For seven weeks, the mother's care was managed by multiple teams, including heart failure cardiologists with the OB team. To develop a full plan of care, the rest of the team was assembled that included critical care physicians, interventional cardiologists, cardiothoracic surgeons, specialized nurses, cath lab and surgical staff, the staffs of Intermountain Medical Center's Thoracic ICU and Newborn ICU, pharmacists, advanced practice clinicians, and cardiovascular nurses. Social workers also supported both the patient and her spouse.
"We had two goals—first to let the baby mature enough so the baby would have a better outcome, and second to keep the mom as stable as we could with her terribly weak heart muscle," said Rasmusson.

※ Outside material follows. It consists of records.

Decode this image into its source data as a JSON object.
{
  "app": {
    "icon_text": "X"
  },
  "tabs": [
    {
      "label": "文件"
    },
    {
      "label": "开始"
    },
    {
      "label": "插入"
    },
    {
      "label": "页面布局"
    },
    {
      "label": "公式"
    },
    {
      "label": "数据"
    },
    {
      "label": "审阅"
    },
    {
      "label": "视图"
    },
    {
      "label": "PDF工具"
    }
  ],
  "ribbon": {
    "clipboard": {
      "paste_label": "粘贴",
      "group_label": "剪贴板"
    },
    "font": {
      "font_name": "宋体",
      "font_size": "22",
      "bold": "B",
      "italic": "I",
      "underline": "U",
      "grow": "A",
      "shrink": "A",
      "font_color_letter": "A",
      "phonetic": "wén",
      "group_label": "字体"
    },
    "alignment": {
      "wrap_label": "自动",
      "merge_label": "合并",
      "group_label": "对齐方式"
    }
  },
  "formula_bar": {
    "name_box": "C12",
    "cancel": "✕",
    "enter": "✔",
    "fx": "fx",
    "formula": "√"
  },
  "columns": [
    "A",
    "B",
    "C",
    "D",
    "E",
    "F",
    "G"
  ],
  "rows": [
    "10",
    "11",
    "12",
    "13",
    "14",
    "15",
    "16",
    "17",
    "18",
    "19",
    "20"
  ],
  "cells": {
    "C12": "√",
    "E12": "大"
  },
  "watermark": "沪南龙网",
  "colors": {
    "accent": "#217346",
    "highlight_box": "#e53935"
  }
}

The baby was delivered at 29 weeks—about 11 weeks early. The team knew the delivery was risky and required advanced planning ahead of time. They held two meetings before the delivery date to discuss the sequence of events and roles of all team members, which included mechanically-supporting the mother's heart during a cesarean-section surgery in the cardiac catheterization lab.
The sequence of the complicated delivery included intubation, pulmonary artery catheter insertion, temporary mechanical support insertion, cesarean-section delivery, sending the baby to the newborn intensive care unit with her father, and post-delivery intensive care monitoring.
After delivery, the mother's heart remained very weak, so she had a left ventricle assist device (LVAD) implanted, which provided more durable mechanical support for her heart and served as a bridge to a heart transplant, which she received eight months after delivery.
The baby is now nearly five years old, and both the baby and mother are doing well, Rasmusson said.
"The patient in this unique case had the best possible outcome we all hoped for," she added. "Only through the experts within our different teams, having the depth of their skill and experience, and our commitment to delivering the best care could this be possible for women as in this case and for others like her."